In a note to investors, Goldman Sachs auto analyst Patrick Archambault initiated a price target of $84 for the shares of Tesla Motors Inc (NASDAQ:TSLA) on an average scenario. In a worst- case scenario, his price target for the stock was $58 and $113 in the best-case scenario.
Tesla at risk of "sustainability of demand longer term"
The analyst indicated in his report that one of the risks confronting Tesla Motors Inc (NASDAQ:TSLA) is the “sustainability of demand longer-term.” Archambault also said that his research showed that the company could sell approximately 105,000 cars with 14.5 percent operating margin if the sentiment of consumers about its cars becomes weaker this year. On the other hand, he estimated that Tesla might be able to sell 200,000 vehicles if consumer sentiment becomes bullish. Its market share in luxury auto sales will be around 3.5 percent.
Furthermore, the analyst noted that auto stocks generally declines when rates increase. According to him, “This has occurred even in the face of rising demand.”
Last month, United States Federal Reserve Chairman, Ben Bernanke stated that the central bank will start easing its bond-buying initiatives once the unemployment rate in the country improves. Such a move will lead to an increase in interest rates. The auto industry was not yet affected by the announcement of Bernanke, as car manufacturers reported good sales performances in June.
Meanwhile, Elon Musk, CEO of Tesla Motors Inc (NASDAQ:TSLA) stated that the company will be able to sell 800 cars per week by the end of 2014 during the TESLIVE, the first-ever users conference of Tesla car owners and fans yesterday.
Tesla tries to avoid "big-company-it-is"
During the event, Musk also said that the biggest challenge confronting the company is scaling production and avoiding "big-company-itis.” The lithium-ion cell production, which is a primary component of Tesla battery packs, is also an obstacle for the company.

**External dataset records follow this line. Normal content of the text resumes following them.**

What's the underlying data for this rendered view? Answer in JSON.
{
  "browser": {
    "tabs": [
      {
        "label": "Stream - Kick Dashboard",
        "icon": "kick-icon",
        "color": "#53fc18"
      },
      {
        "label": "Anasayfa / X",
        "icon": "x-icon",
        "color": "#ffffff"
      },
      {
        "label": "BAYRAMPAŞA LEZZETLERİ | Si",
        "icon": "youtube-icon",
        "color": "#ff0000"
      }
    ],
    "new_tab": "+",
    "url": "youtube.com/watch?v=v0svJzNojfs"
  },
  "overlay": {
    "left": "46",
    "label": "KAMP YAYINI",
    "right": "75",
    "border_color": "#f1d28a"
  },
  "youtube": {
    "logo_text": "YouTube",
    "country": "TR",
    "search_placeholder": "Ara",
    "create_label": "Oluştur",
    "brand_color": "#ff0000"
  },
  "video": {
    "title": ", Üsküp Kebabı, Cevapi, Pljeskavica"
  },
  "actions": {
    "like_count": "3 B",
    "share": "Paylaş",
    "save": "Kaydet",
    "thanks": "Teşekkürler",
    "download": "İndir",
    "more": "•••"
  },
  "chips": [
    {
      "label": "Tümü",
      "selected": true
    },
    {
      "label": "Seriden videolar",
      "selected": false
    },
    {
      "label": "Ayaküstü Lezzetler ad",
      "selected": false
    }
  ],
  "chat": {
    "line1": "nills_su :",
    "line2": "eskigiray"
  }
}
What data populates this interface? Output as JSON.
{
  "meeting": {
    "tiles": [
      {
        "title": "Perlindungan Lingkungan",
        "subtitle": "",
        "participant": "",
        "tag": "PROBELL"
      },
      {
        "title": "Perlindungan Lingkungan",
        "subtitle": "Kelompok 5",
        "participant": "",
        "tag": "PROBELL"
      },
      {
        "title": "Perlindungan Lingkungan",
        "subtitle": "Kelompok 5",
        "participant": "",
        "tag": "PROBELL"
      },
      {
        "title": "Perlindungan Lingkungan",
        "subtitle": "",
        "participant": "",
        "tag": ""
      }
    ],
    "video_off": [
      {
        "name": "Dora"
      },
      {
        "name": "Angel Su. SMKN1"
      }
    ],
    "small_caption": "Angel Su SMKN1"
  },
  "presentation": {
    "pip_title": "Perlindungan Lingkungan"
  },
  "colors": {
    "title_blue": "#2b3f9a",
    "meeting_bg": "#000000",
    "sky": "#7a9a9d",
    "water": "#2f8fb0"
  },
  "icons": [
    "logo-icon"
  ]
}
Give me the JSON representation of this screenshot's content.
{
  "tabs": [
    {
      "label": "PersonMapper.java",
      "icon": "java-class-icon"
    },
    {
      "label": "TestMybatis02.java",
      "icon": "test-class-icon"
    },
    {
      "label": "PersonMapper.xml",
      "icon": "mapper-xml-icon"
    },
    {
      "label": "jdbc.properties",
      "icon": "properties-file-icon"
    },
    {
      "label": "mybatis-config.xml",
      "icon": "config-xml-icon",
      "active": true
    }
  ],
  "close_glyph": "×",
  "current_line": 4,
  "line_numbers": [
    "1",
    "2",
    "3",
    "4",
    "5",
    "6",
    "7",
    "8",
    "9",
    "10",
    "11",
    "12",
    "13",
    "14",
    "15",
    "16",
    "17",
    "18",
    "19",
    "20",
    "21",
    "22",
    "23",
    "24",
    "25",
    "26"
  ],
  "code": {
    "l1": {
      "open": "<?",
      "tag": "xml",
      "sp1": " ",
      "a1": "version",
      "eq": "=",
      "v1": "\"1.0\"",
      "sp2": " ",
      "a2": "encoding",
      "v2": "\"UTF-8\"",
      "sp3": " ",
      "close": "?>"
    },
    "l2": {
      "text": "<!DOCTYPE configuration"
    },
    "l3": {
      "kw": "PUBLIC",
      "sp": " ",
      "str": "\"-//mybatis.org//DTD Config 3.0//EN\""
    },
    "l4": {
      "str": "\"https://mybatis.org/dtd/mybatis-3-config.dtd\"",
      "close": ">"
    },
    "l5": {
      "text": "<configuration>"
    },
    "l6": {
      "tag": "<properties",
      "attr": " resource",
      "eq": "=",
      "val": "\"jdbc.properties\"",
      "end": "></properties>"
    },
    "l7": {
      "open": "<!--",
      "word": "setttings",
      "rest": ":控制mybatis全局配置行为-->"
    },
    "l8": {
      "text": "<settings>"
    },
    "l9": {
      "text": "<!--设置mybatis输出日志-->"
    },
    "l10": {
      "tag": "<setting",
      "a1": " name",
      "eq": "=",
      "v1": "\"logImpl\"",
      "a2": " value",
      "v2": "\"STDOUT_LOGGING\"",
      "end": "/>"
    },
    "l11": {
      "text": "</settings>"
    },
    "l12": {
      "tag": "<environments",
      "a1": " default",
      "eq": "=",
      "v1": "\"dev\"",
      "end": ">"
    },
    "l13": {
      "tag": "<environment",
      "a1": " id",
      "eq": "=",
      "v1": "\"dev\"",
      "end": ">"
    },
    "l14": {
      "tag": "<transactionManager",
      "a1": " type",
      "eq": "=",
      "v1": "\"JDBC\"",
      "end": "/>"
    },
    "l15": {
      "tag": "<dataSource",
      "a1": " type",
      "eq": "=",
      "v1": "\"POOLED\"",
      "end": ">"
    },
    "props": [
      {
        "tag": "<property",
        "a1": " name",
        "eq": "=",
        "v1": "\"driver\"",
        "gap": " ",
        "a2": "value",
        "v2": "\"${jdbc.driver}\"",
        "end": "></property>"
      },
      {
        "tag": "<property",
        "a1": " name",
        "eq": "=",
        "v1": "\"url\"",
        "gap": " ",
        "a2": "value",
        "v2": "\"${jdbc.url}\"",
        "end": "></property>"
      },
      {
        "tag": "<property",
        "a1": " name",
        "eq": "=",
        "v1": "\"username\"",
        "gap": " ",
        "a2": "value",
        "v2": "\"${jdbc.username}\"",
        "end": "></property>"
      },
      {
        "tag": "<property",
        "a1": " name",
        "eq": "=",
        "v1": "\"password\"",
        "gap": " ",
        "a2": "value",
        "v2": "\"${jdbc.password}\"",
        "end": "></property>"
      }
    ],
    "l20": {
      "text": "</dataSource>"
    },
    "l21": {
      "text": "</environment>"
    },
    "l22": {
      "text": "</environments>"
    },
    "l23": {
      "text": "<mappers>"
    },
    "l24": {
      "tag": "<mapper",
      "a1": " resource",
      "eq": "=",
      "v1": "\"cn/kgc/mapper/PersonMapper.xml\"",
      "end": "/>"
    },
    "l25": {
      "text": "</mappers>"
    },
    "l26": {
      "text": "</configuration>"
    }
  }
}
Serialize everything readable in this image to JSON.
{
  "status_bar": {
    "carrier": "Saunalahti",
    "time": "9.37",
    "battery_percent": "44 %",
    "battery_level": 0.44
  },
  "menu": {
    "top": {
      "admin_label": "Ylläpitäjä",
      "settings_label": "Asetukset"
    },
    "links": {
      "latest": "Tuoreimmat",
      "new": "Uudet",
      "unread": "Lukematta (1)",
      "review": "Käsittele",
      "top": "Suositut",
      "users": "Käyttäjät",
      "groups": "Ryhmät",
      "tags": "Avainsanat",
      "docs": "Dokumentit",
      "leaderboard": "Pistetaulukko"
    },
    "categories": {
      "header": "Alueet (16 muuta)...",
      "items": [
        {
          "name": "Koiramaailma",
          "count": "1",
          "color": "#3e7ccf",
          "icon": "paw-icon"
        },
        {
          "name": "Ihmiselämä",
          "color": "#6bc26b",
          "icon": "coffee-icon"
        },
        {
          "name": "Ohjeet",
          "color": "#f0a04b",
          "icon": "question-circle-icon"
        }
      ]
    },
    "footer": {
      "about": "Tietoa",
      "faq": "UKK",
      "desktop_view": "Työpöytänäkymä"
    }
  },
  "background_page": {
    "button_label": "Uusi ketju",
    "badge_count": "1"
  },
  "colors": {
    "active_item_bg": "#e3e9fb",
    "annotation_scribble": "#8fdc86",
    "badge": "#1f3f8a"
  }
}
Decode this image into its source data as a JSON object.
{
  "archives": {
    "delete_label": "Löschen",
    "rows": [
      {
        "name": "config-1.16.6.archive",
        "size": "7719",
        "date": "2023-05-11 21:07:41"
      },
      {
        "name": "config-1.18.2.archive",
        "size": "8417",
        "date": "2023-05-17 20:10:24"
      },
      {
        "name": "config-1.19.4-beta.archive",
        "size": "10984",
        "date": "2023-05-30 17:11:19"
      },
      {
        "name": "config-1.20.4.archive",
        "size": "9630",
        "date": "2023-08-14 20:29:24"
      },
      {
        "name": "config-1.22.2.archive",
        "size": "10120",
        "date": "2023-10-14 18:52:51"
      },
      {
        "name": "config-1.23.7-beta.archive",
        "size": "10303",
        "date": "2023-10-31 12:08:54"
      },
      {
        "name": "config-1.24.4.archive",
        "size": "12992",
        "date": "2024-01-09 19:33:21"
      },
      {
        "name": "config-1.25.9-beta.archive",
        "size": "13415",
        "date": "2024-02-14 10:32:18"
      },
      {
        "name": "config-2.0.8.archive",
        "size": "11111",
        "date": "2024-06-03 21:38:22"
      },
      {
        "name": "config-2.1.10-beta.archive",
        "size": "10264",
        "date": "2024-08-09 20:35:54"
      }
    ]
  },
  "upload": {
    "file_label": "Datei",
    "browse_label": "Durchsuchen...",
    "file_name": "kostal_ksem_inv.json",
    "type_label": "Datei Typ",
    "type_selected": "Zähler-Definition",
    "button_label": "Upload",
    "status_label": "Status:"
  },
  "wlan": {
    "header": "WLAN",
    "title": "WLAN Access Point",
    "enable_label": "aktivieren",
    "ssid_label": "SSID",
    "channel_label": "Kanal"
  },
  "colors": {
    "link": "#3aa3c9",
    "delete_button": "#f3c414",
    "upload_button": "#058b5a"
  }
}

According to Musk, Tesla Motors Inc (NASDAQ:TSLA) is working closely with Panasonic to increase the lithium-ion cell production. He said, "We're working with Panasonic to ramp up production. We need a lot of battery. The sheer number of battery plants that needs to get built is quite staggering."
Musk also said the company is focused on expanding the network of supercharges as well as selling its vehicles in Europe.